The enemy of becoming whole is a lack of faith. This is why Jesus said to the healed leper “Rise and go your way; your faith has made you whole.” Listen… its’ not that we do not have enough faith. Trusting Jesus is all about having true and authentic faith. But faith is only as authentic as the object in which it is placed. You and I can place our faith in many things that will fail us because they don’t have the authentic power to save us or heal us or cleanse us or change us which means that our faith would be rendered useless and lacking. This leper trusted in Jesus. Jesus isn’t useless. Jesus doesn’t lack the power to heal, to save or to change us. This leper had faith that made him whole or complete because he was trusting Christ who is whole and complete.

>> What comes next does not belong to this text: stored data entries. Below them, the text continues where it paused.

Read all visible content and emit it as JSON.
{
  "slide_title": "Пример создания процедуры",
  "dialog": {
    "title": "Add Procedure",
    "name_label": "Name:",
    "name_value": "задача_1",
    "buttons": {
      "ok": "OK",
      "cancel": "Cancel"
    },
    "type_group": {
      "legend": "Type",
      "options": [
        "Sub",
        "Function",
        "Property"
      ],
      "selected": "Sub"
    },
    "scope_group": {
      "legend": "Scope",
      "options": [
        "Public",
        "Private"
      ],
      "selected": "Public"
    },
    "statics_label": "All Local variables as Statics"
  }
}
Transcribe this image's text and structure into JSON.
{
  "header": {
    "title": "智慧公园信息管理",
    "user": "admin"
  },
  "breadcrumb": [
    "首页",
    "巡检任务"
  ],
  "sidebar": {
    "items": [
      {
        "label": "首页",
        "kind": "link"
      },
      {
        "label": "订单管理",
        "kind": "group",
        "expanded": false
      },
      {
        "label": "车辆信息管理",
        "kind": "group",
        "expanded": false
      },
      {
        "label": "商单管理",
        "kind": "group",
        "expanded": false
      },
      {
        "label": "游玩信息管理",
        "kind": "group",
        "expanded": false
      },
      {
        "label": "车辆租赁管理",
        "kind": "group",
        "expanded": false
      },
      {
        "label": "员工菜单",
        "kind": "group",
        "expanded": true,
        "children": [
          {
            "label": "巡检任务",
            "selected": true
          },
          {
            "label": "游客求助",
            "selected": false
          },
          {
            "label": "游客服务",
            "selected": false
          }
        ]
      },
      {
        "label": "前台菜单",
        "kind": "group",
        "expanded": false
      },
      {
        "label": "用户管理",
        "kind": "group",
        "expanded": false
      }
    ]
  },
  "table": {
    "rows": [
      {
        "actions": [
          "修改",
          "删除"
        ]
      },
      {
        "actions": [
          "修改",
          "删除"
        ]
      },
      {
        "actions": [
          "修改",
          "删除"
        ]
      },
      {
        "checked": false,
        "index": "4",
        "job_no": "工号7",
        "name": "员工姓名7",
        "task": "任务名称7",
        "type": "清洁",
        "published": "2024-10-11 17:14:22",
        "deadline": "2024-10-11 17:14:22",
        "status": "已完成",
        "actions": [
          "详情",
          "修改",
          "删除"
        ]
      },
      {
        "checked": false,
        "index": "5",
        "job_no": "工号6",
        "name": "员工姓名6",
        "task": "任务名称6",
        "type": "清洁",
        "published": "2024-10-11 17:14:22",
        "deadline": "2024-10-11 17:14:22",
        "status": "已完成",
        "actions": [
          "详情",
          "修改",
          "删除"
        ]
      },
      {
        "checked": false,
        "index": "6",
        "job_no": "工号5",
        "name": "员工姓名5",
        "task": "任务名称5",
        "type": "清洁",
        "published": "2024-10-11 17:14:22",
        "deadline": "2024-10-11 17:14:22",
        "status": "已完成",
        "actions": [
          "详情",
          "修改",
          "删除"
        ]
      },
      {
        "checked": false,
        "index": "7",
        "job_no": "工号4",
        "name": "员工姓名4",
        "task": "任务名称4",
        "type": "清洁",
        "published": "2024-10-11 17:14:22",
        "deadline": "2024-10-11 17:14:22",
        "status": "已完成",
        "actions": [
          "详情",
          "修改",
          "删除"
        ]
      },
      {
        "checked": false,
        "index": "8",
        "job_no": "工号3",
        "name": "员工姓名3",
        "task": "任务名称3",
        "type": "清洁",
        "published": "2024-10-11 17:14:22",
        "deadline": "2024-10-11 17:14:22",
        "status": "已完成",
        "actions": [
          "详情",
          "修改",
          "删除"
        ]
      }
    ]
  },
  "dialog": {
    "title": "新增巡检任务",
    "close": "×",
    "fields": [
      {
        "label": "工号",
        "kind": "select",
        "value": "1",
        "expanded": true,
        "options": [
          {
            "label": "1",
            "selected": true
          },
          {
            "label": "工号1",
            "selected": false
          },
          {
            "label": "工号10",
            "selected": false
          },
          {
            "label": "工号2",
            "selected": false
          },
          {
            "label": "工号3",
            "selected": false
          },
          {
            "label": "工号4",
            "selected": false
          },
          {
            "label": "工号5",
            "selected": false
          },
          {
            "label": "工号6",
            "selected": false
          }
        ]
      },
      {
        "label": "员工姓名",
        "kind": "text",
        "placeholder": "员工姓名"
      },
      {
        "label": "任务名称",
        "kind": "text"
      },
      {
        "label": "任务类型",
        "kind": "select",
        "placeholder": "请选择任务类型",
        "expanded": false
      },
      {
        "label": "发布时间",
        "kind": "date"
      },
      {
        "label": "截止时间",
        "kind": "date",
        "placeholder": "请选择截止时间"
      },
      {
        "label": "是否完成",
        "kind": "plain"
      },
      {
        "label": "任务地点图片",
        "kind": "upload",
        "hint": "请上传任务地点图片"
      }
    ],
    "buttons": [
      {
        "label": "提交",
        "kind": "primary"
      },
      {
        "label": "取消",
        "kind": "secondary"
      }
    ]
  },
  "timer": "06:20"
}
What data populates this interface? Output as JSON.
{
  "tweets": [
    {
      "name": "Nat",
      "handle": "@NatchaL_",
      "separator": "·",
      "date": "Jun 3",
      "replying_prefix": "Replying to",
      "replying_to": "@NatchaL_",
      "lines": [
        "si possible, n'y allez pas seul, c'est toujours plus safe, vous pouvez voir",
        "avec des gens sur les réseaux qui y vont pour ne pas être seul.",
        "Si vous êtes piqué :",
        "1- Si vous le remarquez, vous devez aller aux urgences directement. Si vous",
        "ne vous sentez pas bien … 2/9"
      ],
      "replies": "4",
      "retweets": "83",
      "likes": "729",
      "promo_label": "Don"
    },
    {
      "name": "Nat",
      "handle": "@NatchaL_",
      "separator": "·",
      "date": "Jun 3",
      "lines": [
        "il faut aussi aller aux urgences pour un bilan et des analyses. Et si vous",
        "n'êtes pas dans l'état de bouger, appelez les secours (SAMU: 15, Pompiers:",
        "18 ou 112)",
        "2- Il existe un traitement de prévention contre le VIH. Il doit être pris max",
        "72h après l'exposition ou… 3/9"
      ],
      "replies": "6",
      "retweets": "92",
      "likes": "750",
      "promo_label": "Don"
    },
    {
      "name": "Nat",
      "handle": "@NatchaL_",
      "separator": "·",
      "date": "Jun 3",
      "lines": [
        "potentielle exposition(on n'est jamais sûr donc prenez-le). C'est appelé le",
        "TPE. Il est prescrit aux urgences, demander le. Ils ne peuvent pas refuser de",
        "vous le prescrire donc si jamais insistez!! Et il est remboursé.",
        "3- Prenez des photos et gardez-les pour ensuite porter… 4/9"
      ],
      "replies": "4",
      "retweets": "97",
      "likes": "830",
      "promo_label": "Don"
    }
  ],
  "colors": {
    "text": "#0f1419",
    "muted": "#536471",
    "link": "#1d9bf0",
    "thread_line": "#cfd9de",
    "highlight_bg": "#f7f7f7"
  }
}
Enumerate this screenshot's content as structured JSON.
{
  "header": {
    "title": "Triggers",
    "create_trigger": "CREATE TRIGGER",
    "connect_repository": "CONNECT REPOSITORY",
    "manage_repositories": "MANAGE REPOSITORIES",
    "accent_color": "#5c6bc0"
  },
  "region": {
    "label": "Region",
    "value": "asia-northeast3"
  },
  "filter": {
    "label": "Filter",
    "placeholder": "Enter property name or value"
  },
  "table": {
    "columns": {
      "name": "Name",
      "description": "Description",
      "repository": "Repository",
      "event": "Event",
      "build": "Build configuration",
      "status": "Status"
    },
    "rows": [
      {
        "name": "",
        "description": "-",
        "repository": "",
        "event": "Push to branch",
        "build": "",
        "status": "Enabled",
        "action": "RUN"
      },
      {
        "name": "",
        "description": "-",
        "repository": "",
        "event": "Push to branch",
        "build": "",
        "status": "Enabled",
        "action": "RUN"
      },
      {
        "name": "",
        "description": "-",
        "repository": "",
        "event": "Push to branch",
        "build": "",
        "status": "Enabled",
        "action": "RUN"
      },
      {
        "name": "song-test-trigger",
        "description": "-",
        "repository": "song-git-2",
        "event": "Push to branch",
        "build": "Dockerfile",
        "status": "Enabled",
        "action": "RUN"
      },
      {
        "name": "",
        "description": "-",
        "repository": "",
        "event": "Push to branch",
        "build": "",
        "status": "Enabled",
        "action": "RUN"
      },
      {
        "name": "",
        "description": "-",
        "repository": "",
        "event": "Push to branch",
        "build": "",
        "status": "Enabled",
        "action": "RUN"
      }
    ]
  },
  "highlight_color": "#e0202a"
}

Why would we trust in our marriages or our friendships or our children or our possessions or our vocations or our accomplishments to satisfy us when only Christ can satisfy us and give us the wholeness that we long for? People who trust in Jesus become whole because they’ve placed their faith in someone who is whole.

 

Have you come to Christ as a person who trusts in him?

Are you trusting in Christ right now? Is the Holy Spirit turning your heart away from the idols of self-focus and self-worship to the worship and praise of God? Is God turning your heart from the path of self-righteousness or self-reliance to reliance upon God, which results in thankfulness to God? Are you headed down the path of skin deep healing which results in you following the crowd from one experience to the next or are you willingly coming to Christ and learning to trust in him? Does your life give evidence to the wholeness and healing that is produced by repentance and belief in the cross of Christ?

 

Here’s my prayer for us…

My prayer is that the Spirit of God would move on our hearts and compel us by the picture of Christ who was and is our suffering servant. My prayer is that the Holy Spirit would compel us to come to Christ as people in great need of mercy and cleansing. My prayer is that the Spirit of God would move us to repentance from the sins of entitlement, self-centeredness, prideful disobedience, self-justification, self-help and the pursuit of self-esteem instead of God-esteem. My prayer is that we would be compelled by the Holy Spirit to come to Christ as people who trust in him by praising and worshipping him, relying on him with a grateful heart, being willing to come to him alone and believing that he is enough to make us whole.

 

My prayer is that the Spirit of God would draw us to belief in the gospel and that as he does this we would come to Christ as servants who are in deep need of Jesus.

 

How are you coming to Christ? Have you come to Christ as his servant? Have you come to Christ as a person in great need? Have you come to Christ as a person who trusts him? Have you come to Christ?